What can we say about High on Fire? For 13 years now Matt Pike and his mates have been knocking out superior quality grooves. Sounding not unlike Motorhead playing Pantera covers. Their live shows are notoriously loud. When RTM last saw the group, in the middle of a three band bill topped by Fear Factory, in Nottingham a couple of years ago, Pike stood there shirtless, screaming something at the top of his lungs. We didn’t know what it was about – still don’t – but by golly, you had to admire the conviction.

Happily not much has changed in the intervening period. Pike, guitarist in the doom legends, Sleep, has had his brushes with ill health, but looks happy and healthy (and still shirtless) as he surveys the 500 or so people that have turned out to watch.

The crowd are rewarded with 80 minutes of some of the most powerful US stoner doom around.

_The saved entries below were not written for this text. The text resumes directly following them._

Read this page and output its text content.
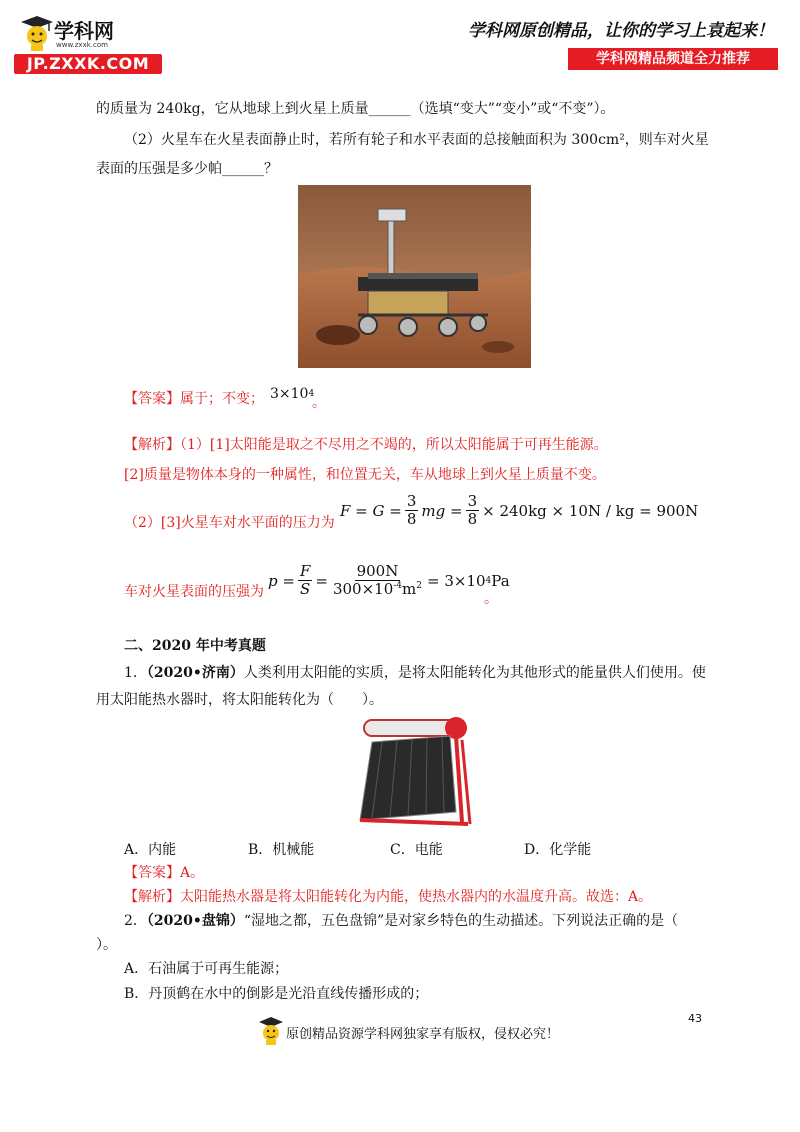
学科网
www.zxxk.com
JP.ZXXK.COM
学科网原创精品，让你的学习上袁起来！
学科网精品频道全力推荐
的质量为 240kg，它从地球上到火星上质量______（选填“变大”“变小”或“不变”）。
（2）火星车在火星表面静止时，若所有轮子和水平表面的总接触面积为 300cm²，则车对火星
表面的压强是多少帕______？
【答案】属于；不变； 3×10 4
。
【解析】（1）[1]太阳能是取之不尽用之不竭的，所以太阳能属于可再生能源。
[2]质量是物体本身的一种属性，和位置无关，车从地球上到火星上质量不变。
（2）[3]火星车对水平面的压力为
$F = G = \frac{3}{8}$ mg = $\frac{3}{8} \times 240kg \times 10N$ / kg = 900N
车对火星表面的压强为
$p = \frac{F}{S} = \frac{900N}{300\times 10^{-4}m^2} = 3\times 10$ 4 Pa
。
二、2020 年中考真题
1．（2020•济南）人类利用太阳能的实质，是将太阳能转化为其他形式的能量供人们使用。使
用太阳能热水器时，将太阳能转化为（　　）。
A．内能	B．机械能	C．电能	D．化学能
【答案】A。
【解析】太阳能热水器是将太阳能转化为内能，使热水器内的水温度升高。故选：A。
2．（2020•盘锦）“湿地之都，五色盘锦”是对家乡特色的生动描述。下列说法正确的是（
）。
A．石油属于可再生能源；
B．丹顶鹤在水中的倒影是光沿直线传播形成的；
43
原创精品资源学科网独家享有版权，侵权必究！
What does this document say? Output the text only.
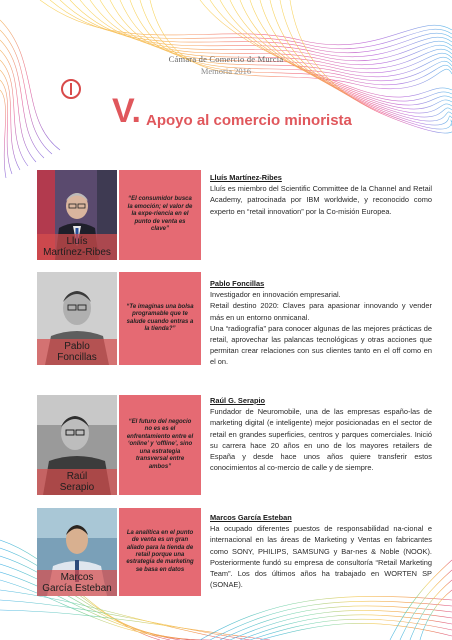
Cámara de Comercio de Murcia
Memoria 2016
V. Apoyo al comercio minorista
Lluís
Martínez-Ribes
“El consumidor busca la emoción; el valor de la expe-riencia en el punto de venta es clave”
Lluís Martínez-Ribes

Lluís es miembro del Scientific Committee de la Channel and Retail Academy, patrocinada por IBM worldwide, y reconocido como experto en “retail innovation” por la Co-misión Europea.

Pablo
Foncillas
“Te imaginas una bolsa programable que te salude cuando entras a la tienda?”
Pablo Foncillas

Investigador en innovación empresarial.

Retail destino 2020: Claves para apasionar innovando y vender más en un entorno onmicanal.

Una “radiografía” para conocer algunas de las mejores prácticas de retail, aprovechar las palancas tecnológicas y otras acciones que permitan crear relaciones con sus clientes tanto en el off como en el on.

Raúl
Serapio
“El futuro del negocio no es es el enfrentamiento entre el ‘online’ y ‘offline’, sino una estrategia transversal entre ambos”
Raúl G. Serapio

Fundador de Neuromobile, una de las empresas españo-las de marketing digital (e inteligente) mejor posicionadas en el sector de retail en grandes superficies, centros y parques comerciales. Inició su carrera hace 20 años en uno de los mayores retailers de España y desde hace unos años quiere transferir estos conocimientos al co-mercio de calle y de siempre.

Marcos
García Esteban
La analítica en el punto de venta es un gran aliado para la tienda de retail porque una estrategia de marketing se basa en datos
Marcos García Esteban

Ha ocupado diferentes puestos de responsabilidad na-cional e internacional en las áreas de Marketing y Ventas en fabricantes como SONY, PHILIPS, SAMSUNG y Bar-nes & Noble (NOOK). Posteriormente fundó su empresa de consultoría “Retail Marketing Team”. Los dos últimos años ha trabajado en WORTEN SP (SONAE).
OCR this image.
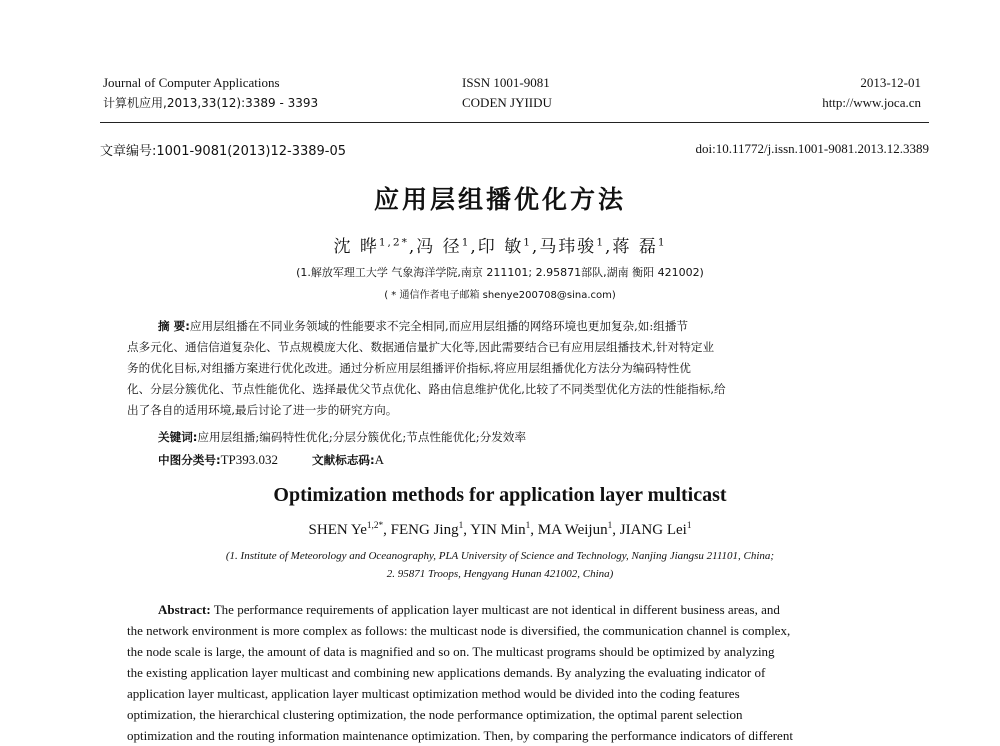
Journal of Computer Applications
计算机应用,2013,33(12):3389 - 3393
ISSN 1001-9081
CODEN JYIIDU
2013-12-01
http://www.joca.cn
文章编号:1001-9081(2013)12-3389-05	doi:10.11772/j.issn.1001-9081.2013.12.3389
应用层组播优化方法
沈 晔$^{1,2*}$,冯 径$^1$,印 敏$^1$,马玮骏$^1$,蒋 磊$^1$
(1.解放军理工大学 气象海洋学院,南京 211101; 2.95871部队,湖南 衡阳 421002)
( * 通信作者电子邮箱 shenye200708@sina.com)
摘 要:应用层组播在不同业务领域的性能要求不完全相同,而应用层组播的网络环境也更加复杂,如:组播节
点多元化、通信信道复杂化、节点规模庞大化、数据通信量扩大化等,因此需要结合已有应用层组播技术,针对特定业
务的优化目标,对组播方案进行优化改进。通过分析应用层组播评价指标,将应用层组播优化方法分为编码特性优
化、分层分簇优化、节点性能优化、选择最优父节点优化、路由信息维护优化,比较了不同类型优化方法的性能指标,给
出了各自的适用环境,最后讨论了进一步的研究方向。
关键词:应用层组播;编码特性优化;分层分簇优化;节点性能优化;分发效率
中图分类号:TP393.032	文献标志码:A
Optimization methods for application layer multicast
SHEN $Ye^{1,2*}$, FENG Jing$^1$, YIN Min$^1$, MA Weijun$^1$, JIANG Lei$^1$
(1. Institute of Meteorology and Oceanography, PLA University of Science and Technology, Nanjing Jiangsu 211101, China;
2. 95871 Troops, Hengyang Hunan 421002, China)
Abstract: The performance requirements of application layer multicast are not identical in different business areas, and
the network environment is more complex as follows: the multicast node is diversified, the communication channel is complex,
the node scale is large, the amount of data is magnified and so on. The multicast programs should be optimized by analyzing
the existing application layer multicast and combining new applications demands. By analyzing the evaluating indicator of
application layer multicast, application layer multicast optimization method would be divided into the coding features
optimization, the hierarchical clustering optimization, the node performance optimization, the optimal parent selection
optimization and the routing information maintenance optimization. Then, by comparing the performance indicators of different
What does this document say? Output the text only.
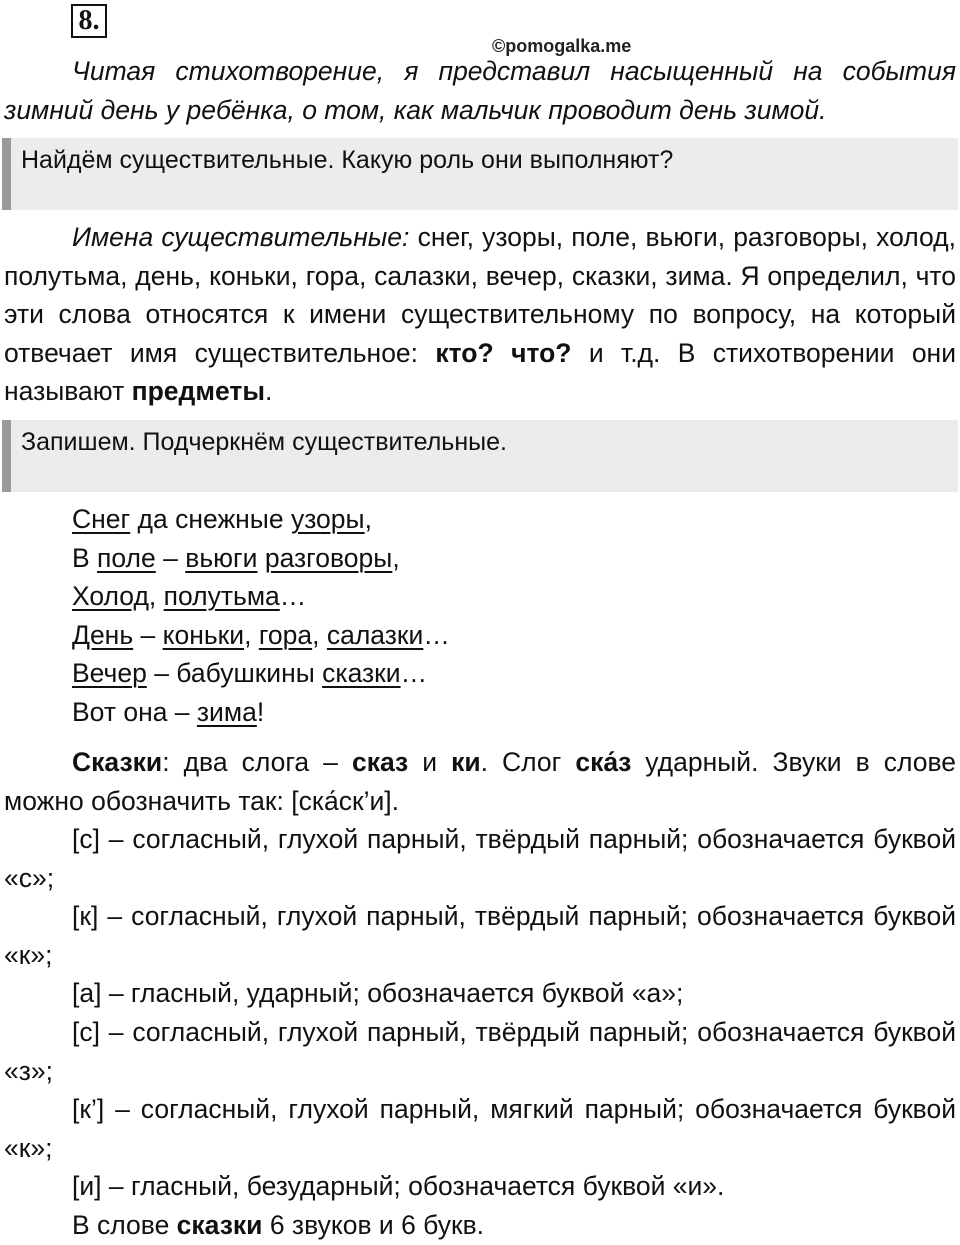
8.
©pomogalka.me

Читая стихотворение, я представил насыщенный на события зимний день у ребёнка, о том, как мальчик проводит день зимой.

Найдём существительные. Какую роль они выполняют?

Имена существительные: снег, узоры, поле, вьюги, разговоры, холод, полутьма, день, коньки, гора, салазки, вечер, сказки, зима. Я определил, что эти слова относятся к имени существительному по вопросу, на который отвечает имя существительное: кто? что? и т.д. В стихотворении они называют предметы.

Запишем. Подчеркнём существительные.
Снег да снежные узоры,
В поле – вьюги разговоры,
Холод, полутьма…
День – коньки, гора, салазки…
Вечер – бабушкины сказки…
Вот она – зима!

Сказки: два слога – сказ и ки. Слог ска́з ударный. Звуки в слове можно обозначить так: [ска́ск’и].

[с] – согласный, глухой парный, твёрдый парный; обозначается буквой «с»;

[к] – согласный, глухой парный, твёрдый парный; обозначается буквой «к»;

[а] – гласный, ударный; обозначается буквой «а»;

[с] – согласный, глухой парный, твёрдый парный; обозначается буквой «з»;

[к’] – согласный, глухой парный, мягкий парный; обозначается буквой «к»;

[и] – гласный, безударный; обозначается буквой «и».

В слове сказки 6 звуков и 6 букв.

This is a set that doesn’t just concentrate on the last two albums “Snakes For The Divine” and current opus “De Vermis Mysteriis” – the pair of albums that have largely given them a profile on these shores – but rather spans much of their career.

However, it is with “Mysteriis’” opening track that they begin and “Serums of Liao” sounds as gargantuan as you might expect. This is followed up with the equally mighty “Frost Hammer” and the tone is set.

Pike keeps chatting to a minimum. Occasionally bellowing song titles when the mood takes him. One of the times he does this is to signal the start of “Rumors Of War” and another is to yell “Snakes For The Divine” – the slice of magnificence they choose to end with.

There is no encore, which perhaps sums the group up. They sound enormous, but there is absolutely nothing flashy about them whatsoever. In fact, a less rock-star-y bunch of rock stars you would struggle to find.

High on Fire are quite simply just a damn fine metal band, with damn fine songs and one which is best enjoyed live.